Antes das 9h deste sábado, a área do assentamento que abriga a sede da cooperativa e o mercado do Eli Vive já estava cheia para a espera de Lula. Alguns presentes comentavam, porém, que, apesar do grande volume de pessoas, não parecia haver as dez mil aguardadas pela organização. A assessoria do evento não informou o número estimado de visitantes.

Lula voltou a Curitiba nesta sexta-feira (18), dois anos e quatro meses depois de deixar a carceragem da Polícia Federal, onde permaneceu preso por 580 dias. Em busca de apoio político nos estados para a eleição presidencial de 2022, ele participou da solenidade de filiação de Requião ao PT.

A presença do ex-governador nas eleições estaduais garantirá palanque para Lula no estado, onde foi alta a rejeição ao Partido dos Trabalhadores no último pleito presidencial.

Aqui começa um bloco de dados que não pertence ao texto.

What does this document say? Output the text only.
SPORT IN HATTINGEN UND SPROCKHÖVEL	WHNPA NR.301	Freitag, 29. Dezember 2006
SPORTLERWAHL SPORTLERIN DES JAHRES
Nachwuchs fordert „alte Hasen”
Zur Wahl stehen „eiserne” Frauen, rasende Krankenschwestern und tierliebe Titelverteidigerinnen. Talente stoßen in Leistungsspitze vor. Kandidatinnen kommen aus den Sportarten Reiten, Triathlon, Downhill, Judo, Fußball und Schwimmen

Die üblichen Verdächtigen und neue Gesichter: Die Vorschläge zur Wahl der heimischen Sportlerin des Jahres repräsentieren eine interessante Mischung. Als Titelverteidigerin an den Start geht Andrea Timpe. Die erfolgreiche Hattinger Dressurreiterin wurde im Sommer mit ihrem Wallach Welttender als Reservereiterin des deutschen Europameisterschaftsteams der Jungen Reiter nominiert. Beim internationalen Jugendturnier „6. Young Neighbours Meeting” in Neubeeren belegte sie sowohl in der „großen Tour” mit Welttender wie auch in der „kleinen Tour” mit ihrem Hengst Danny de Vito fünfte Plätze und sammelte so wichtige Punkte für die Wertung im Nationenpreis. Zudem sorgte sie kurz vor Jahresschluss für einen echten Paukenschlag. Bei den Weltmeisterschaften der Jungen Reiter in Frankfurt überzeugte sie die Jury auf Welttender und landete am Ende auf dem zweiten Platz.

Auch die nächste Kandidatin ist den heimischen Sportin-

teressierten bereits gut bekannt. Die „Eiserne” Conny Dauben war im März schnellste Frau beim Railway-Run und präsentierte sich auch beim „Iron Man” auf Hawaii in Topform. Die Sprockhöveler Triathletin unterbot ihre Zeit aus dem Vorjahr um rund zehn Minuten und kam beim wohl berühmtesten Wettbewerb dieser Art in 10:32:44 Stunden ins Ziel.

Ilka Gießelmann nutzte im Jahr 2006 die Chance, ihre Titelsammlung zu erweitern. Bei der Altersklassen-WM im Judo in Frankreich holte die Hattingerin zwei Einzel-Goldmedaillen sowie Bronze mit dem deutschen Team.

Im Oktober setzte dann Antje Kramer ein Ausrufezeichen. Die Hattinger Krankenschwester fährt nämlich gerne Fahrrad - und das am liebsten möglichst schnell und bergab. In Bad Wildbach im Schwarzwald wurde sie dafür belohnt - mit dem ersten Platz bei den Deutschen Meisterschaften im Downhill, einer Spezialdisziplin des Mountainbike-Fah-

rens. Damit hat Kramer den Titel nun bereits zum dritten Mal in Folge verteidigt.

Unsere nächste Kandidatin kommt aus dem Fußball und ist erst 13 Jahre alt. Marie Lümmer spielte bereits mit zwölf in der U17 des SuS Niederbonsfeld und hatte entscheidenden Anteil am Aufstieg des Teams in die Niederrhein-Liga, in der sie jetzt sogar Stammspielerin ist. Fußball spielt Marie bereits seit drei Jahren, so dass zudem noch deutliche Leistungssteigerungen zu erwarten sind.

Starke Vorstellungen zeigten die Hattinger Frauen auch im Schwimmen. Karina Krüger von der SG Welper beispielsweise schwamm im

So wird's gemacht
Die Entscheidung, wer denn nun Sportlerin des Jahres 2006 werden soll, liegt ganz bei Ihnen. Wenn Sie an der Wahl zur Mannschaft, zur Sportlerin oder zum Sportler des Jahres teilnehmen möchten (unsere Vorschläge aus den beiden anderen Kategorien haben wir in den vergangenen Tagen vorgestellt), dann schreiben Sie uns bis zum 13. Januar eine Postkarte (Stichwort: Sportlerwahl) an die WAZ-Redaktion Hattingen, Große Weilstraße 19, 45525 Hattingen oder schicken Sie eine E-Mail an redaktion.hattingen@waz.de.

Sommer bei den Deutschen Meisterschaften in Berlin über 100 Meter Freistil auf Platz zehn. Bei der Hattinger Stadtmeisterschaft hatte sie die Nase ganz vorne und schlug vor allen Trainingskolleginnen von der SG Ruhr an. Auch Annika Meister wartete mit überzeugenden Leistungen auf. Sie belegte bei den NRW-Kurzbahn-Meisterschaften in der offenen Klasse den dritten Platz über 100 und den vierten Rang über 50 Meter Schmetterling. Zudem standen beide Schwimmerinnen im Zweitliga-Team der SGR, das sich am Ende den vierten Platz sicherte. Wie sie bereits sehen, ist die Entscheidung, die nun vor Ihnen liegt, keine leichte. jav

Em discurso no assentamento, Lula afirmou que está feliz com a entrada de Requião no partido "depois de muita teimosia". "Requião é aquela coisa mais ou menos como o Stedile. Não precisa falar bem da gente para a gente gostar dele. Me faz gostar dele pelo gesto", disse.

Neste domingo (20), o presidente do Congresso Nacional, senador Rodrigo Pacheco (PSD-MG), rebateu o ex-presidente, classificando as críticas feitas por ele como "discurso oportunista".

"Uma declaração deformada, ofensiva e sem fundamento, fruto do início da disputa eleitoral que faz com que seja "interessante" falar mal do Parlamento", afirmou.

Pacheco destacou que o Congresso é a síntese dos defeitos e qualidades do Brasil e destacou a aprovação da reforma da Previdência e do auxílio emergencial, além da atuação em defesa da democracia "quando arroubos antidemocráticos assombraram a Nação" e na validação das urnas eletrônicas, com a rejeição do voto impresso.

"De discursos oportunistas em período eleitoral o Brasil está cansado. Convido a todos a um mínimo de união, respeito, responsabilidade e, também, disposição para o trabalho", concluiu o senador.